- Devil May Call Official Poster
- Directed by: Jason Cuadrado
- Written by: Jason Cuadrado Wyatt Doyle
- Story by: Jason Cuadrado
- Produced by: Camillia Sanes
- Starring: Corri English Tyler Mane Traci Lords Van Hansis Tracy Perez Camillia Monet Daniel Hugh Kelly
- Cinematography: A.J. Raitano
- Edited by: Vicente Perez Marta Bonet
- Music by: Nicholas Pike
- Production company: Grindstone Entertainment Group
- Release date: 2013;
- Running time: 90 minutes
- Country: United States
- Language: English

= Devil May Call =

Devil May Call is a 2013 horror film directed by American filmmaker Jason Cuadrado and written by Cuadrado and Wyatt Doyle. The film stars Corri English as Samantha, a crisis hotline counselor.

== Plot ==
Blind telephone counselor Sam (Corri English) is leaving.

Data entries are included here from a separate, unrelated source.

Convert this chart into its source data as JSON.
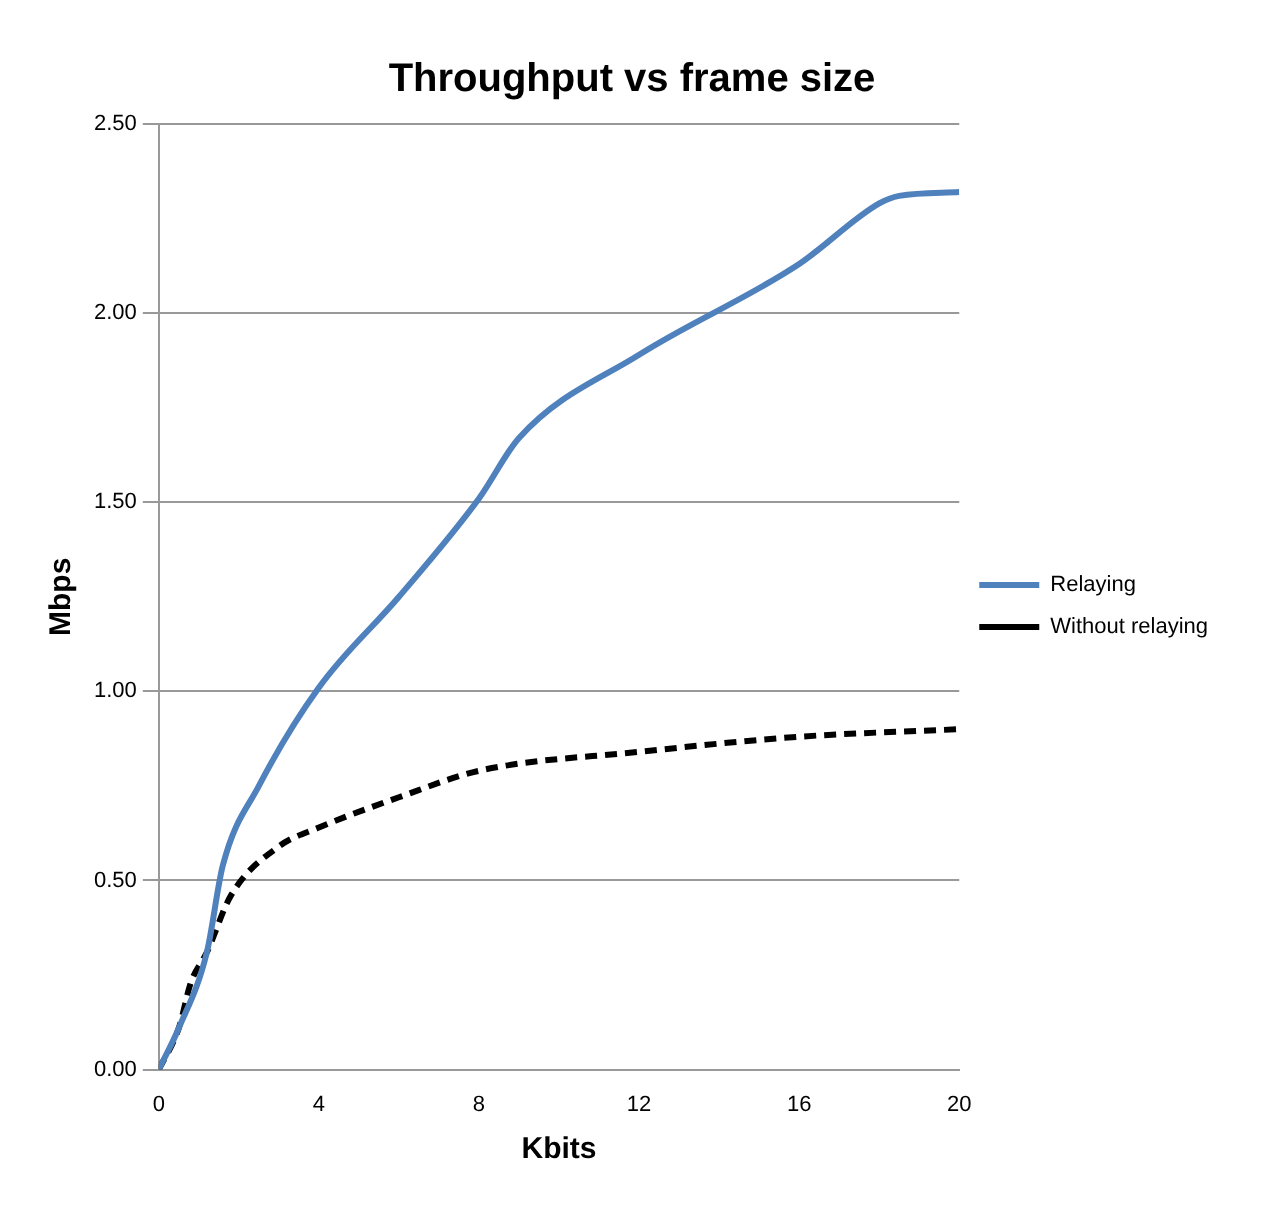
{
  "chart_data": {
    "type": "line",
    "title": "Throughput vs frame size",
    "xlabel": "Kbits",
    "ylabel": "Mbps",
    "xlim": [
      0,
      20
    ],
    "xticks": [
      0,
      4,
      8,
      12,
      16,
      20
    ],
    "ylim": [
      0,
      2.5
    ],
    "yticks": [
      {
        "value": 0,
        "label": "0.00"
      },
      {
        "value": 0.5,
        "label": "0.50"
      },
      {
        "value": 1,
        "label": "1.00"
      },
      {
        "value": 1.5,
        "label": "1.50"
      },
      {
        "value": 2,
        "label": "2.00"
      },
      {
        "value": 2.5,
        "label": "2.50"
      }
    ],
    "grid": "y",
    "legend": "right",
    "marker": "none",
    "series": [
      {
        "name": "Relaying",
        "color": "#4f81bd",
        "line_style": "solid",
        "x": [
          0,
          0.5,
          1.2,
          1.6,
          2.5,
          4,
          6,
          8,
          9,
          12,
          16,
          18,
          18.5,
          20
        ],
        "values": [
          0,
          0.11,
          0.31,
          0.54,
          0.75,
          1.01,
          1.25,
          1.51,
          1.67,
          1.89,
          2.13,
          2.29,
          2.31,
          2.32
        ]
      },
      {
        "name": "Without relaying",
        "color": "#000000",
        "line_style": "dashed",
        "x": [
          0,
          0.5,
          0.8,
          1.2,
          1.8,
          3,
          4,
          6,
          8,
          12,
          16,
          20
        ],
        "values": [
          0,
          0.11,
          0.23,
          0.31,
          0.46,
          0.59,
          0.64,
          0.72,
          0.79,
          0.84,
          0.88,
          0.9
        ]
      }
    ]
  }
}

Volunteering to train new employee Jess (Van Hansis), Sam joins skeleton crew Val (Traci Lords) and Jules (Tracy Perez) for one last night on the phones. They’re expecting a quiet night. But John (Tyler Mane), a serial killer and one of Sam’s regular callers, is upset at Sam's leaving and feels betrayed. Seeking revenge, John knocks out the power to the building and begins tearing the office to pieces. Terror ensues.

== Cast ==
- Corri English as Sam Carvin
- Tyler Mane as John Reed Smith
- Traci Lords as Valerie "Val" Kramer
- Van Hansis as Jess Gibson
- Traci Perez as Jules Ibanez
- Camillia Monet as Emily Gretsch
- Daniel Hugh Kelly as Tony Taylor
- Carina Aviles as Ana Charvel

== Production ==
Devil May Call was financed by Urs Brunner, the CEO of Boncafe and Angel and Bear Productions. It is his first American production.

Corri English studied with a blind coach to learn the mannerisms of the sight impaired. The production also consulted with crisis hotlines to authenticate the calling process for volunteers and how the centers are managed.

The film was shot in Los Angeles over the course of 12 nights. The office location where most of the action takes place was in a practically abandoned building which helped sell the isolation and general creepiness of the story. A nighttime schedule also allowed the production to work without disturbing the few residents still left in the entire building.

The entire project went from a story by Jason Cuadrado to a completed rough cut in six months. The film was completed and had its domestic premiere at Paramount Studios three months after.

== Distribution ==
North American film rights were acquired by Grindstone Entertainment Group for Lionsgate Home Entertainment.